13,5 miljard pensioengeld naar vermogensbeheer
Nederlandse pensioenfondsen waren vorig jaar een recordbedrag van 14,5 miljard euro kwijt aan de uitvoering van pensioenen. Dat is twee keer zoveel als in 2020, zo meldt het FD. Prestatievergoedingen liggen zeer gevoelig, zowel bij politiek Den Haag als bij de pensioenfondsen zelf. Deze kosten verdwijnen in de zakken van vermogensbeheerders in plaats van werkenden en gepensioneerden.
Het FD schrijft dat de totale uitvoeringskosten stegen met 42 procent ten opzichte van 2020, het vorige recordjaar. De hogere kosten kwamen vrijwel geheel ten laste van het vermogensbeheer, die bijna verdubbelden tot 13,5 miljard euro. Deze conclusie trok onderzoeksbureau Bell bestudering van 184 jaarverslagen van pensioenfondsen.
De pensioenfondsen ABP en PFZW, zowel in Nederland als internationaal grote instellingen, betaalden volgens het FD bijna vijf miljard euro aan prestatievergoedingen. De krant tekent hierbij wel aan dat bijna alle Nederlandse fondsen die in private equity beleggen de kosten zagen stijgen.

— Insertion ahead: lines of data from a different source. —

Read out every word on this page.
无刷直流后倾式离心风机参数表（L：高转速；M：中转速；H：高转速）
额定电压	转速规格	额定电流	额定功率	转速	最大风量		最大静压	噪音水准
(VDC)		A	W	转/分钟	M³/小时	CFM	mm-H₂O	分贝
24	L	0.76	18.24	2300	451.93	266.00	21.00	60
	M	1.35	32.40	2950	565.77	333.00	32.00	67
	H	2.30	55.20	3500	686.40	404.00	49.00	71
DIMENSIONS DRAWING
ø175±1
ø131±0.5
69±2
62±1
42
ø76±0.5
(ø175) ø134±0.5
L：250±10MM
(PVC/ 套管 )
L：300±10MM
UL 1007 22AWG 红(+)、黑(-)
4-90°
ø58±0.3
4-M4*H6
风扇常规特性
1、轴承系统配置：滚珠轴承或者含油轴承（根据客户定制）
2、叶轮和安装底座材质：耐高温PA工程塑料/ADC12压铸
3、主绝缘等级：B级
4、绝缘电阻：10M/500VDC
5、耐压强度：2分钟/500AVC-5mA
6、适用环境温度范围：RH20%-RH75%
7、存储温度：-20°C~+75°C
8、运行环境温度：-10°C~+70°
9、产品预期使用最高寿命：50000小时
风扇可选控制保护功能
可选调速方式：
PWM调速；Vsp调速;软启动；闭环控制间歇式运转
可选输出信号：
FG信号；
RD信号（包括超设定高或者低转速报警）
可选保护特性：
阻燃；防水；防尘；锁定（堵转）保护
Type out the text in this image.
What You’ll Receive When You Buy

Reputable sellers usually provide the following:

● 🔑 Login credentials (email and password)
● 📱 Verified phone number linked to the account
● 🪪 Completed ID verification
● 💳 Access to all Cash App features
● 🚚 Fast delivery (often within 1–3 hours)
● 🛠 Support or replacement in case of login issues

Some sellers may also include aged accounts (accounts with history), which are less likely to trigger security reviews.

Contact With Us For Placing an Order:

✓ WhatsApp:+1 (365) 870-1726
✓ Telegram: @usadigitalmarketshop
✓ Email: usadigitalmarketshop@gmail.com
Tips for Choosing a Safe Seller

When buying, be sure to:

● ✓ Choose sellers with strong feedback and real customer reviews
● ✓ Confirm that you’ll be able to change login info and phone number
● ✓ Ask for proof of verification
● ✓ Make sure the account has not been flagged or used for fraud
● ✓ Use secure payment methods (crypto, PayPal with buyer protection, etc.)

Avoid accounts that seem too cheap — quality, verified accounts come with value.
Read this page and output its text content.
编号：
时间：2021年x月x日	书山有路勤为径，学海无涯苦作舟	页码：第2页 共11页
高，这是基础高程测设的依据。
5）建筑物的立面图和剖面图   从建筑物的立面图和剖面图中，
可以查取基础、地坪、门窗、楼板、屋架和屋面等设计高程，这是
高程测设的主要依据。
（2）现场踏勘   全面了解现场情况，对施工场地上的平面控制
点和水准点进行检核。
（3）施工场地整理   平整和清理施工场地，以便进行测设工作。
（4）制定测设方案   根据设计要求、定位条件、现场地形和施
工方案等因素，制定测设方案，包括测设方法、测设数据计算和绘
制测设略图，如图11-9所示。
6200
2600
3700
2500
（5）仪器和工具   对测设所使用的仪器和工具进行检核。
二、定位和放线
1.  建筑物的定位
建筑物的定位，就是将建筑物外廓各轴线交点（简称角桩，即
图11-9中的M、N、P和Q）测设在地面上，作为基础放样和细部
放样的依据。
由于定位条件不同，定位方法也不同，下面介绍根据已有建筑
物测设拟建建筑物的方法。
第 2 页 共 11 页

Tegenover de prestatievergoedingen stond in 2021 een gemiddeld beleggingsrendement van 7,3 procent. ABP en PFZW behaalden een rendement van ruim tien procent, terwijl de rest het met ongeveer de helft daarvan moest doen. Ambtenarenfonds ABP noemt de hoge kosten voor vermogensbeheer 'fors en moeilijk uit te leggen'.